I wrote a brief review on Babel. I played it a few months ago so hopefully my memory holds up. The spoiler tags don’t work here, so you should read the original review on IFDB.
I played Babel for the first time after a long break from Interactive Fiction.
A lot has been said about the game’s story. Though I thought it went beyond the cliches that some reviewers have remarked on, it reminded me of a few other stories. The plot twist with the mirror is similar to (Spoiler - click to show), while the (Ant)arctic body-horror setting reminds me of John Carpenter’s “The Thing.”

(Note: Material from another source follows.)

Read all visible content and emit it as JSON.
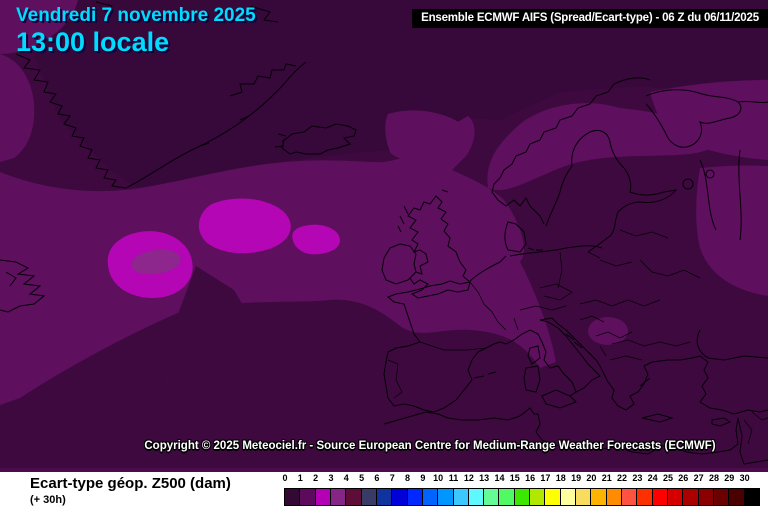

Opinions on the prose are mixed: some say the writing is excellent, others call the characters flat. I’ve never really enjoyed the trend of dynamic character interactions in interactive fiction or video games, so I am biased toward the style of writing in the game and the way that it is separated from the game mechanics.
For the most part, I played the game without a walkthrough, but had some trouble toward the end in a guess-the-object puzzle toward the end (Spoiler - click to show).
One part of the game that stuck with me is the map. It is extremely well-designed. In most IF games I have trouble memorizing layouts, but Babel uses its directions in a reserved way. The left side of the map largely uses diagonal directions; the center of the map is largely vertical; the lab uses up and down directions.
This makes it very easy to memorize the game’s layout, at least for me.
There is also something to be said for giving the player visceral choices. The fact that you can inject yourself as much as you want is satisfying, kind of like how jumping makes 3D video games better.
I also enjoyed freezing to death while trying to figure out whether you can interact with the concrete wall in any way. As far as I remember, you can’t. Was that there just to troll the player?